Dafür empfinde ich seltsamste Befremdung, wenn ich mich in Zusammenhängen aufhalte, im Supermarkt, oder im öffentlichen Nahverkehr, wo viele Menschen Masken tragen, was in Berlin ansonsten glücklicherweise nicht der Fall ist. Ich will jetzt gar nicht, wie auch bisher nicht, in die unselige Maskendebatte einsteigen, denn ich finde, man kann gut eine Maske tragen, selbst wenn sie nichts bringen sollte und nur zur sozialen Beruhigung beiträgt; »Glücklicherweise« habe ich nur
hingeschrieben, weil ich die Maske selbst als eher unbequem empfinde, und es bei anderen als genauso unangenehm, wie immer schon die Burka und andere Gesichtsverschleierungen.

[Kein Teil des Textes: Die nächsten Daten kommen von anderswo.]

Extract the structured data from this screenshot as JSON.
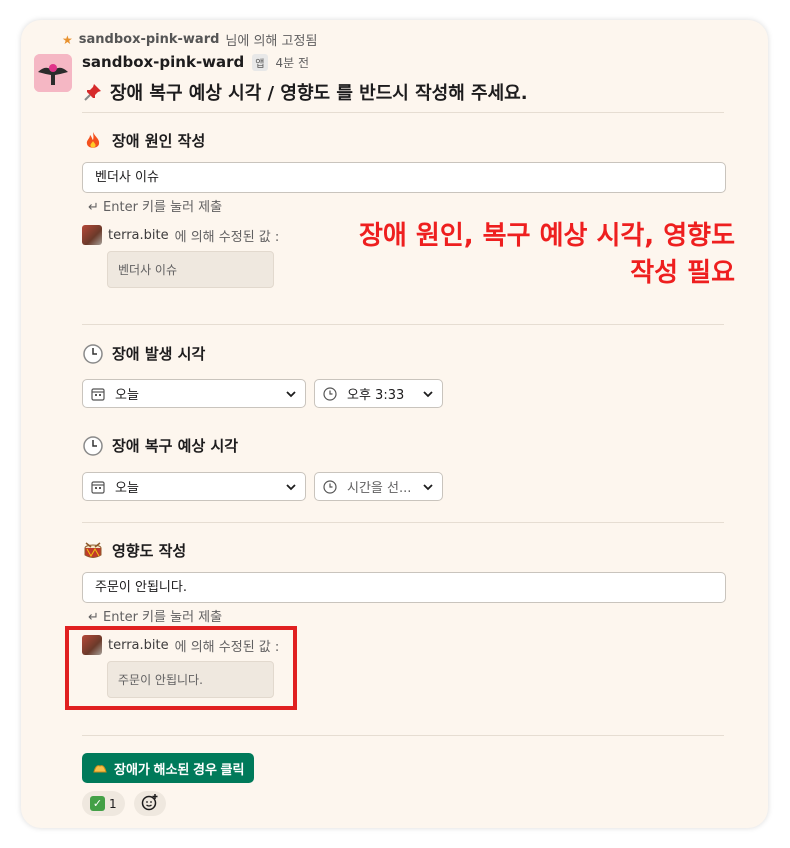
{
  "pinned": {
    "user": "sandbox-pink-ward",
    "text": "님에 의해 고정됨"
  },
  "message": {
    "sender": "sandbox-pink-ward",
    "app_badge": "앱",
    "time": "4분 전",
    "title_icon": "pushpin-icon",
    "title": "장애 복구 예상 시각 / 영향도 를 반드시 작성해 주세요."
  },
  "cause": {
    "icon": "fire-icon",
    "title": "장애 원인 작성",
    "value": "벤더사 이슈",
    "hint": "↵ Enter 키를 눌러 제출",
    "edited_by": "terra.bite",
    "edited_text": "에 의해 수정된 값 :",
    "edited_value": "벤더사  이슈"
  },
  "occurred": {
    "icon": "clock-icon",
    "title": "장애 발생 시각",
    "date": "오늘",
    "time": "오후 3:33"
  },
  "recovery": {
    "icon": "clock-icon",
    "title": "장애 복구 예상 시각",
    "date": "오늘",
    "time_placeholder": "시간을 선..."
  },
  "impact": {
    "icon": "drum-icon",
    "title": "영향도 작성",
    "value": "주문이 안됩니다.",
    "hint": "↵ Enter 키를 눌러 제출",
    "edited_by": "terra.bite",
    "edited_text": "에 의해 수정된 값 :",
    "edited_value": "주문이  안됩니다."
  },
  "annotation": {
    "line1": "장애 원인, 복구 예상 시각, 영향도",
    "line2": "작성 필요",
    "color": "#ee1f1f"
  },
  "actions": {
    "resolve_icon": "praying-hands-icon",
    "resolve_label": "장애가 해소된 경우 클릭",
    "reaction_count": "1",
    "accent": "#007a5a"
  }
}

Aber das eigentlich Seltsame ist ja, wenn man sich dabei beobachtet, wie man auf die Masken der Anderen reagiert. Wir haben gelernt, das Gegenüber aufgrund seines Gesichts einschätzen zu können: Ist es aggressiv, höflich, ängstlich, gutaussehend, potentielles Flirtobjekt? Wie beurteilt und bewertet man
nun Menschen, die eine Maske vorm Gesicht tragen? Was sieht man und was sieht man nicht? Was sagen uns die Augen des Anderen?
Ich muss mir dieser Tage wohl noch einmal Les yeux sans visage (»Augen ohne Gesicht«) aus dem Jahr 1960 vom schlechthin genialen französischen Außenseiter-Regisseur Georges Franju ansehen. Er gilt als Horrorfilm, ist das zwar auch, aber doch in erster Linie eine sehr poetische psychologische Studie über das, was von einem Menschen übrig bleibt, wenn er im Wortsinn sein Gesicht verliert.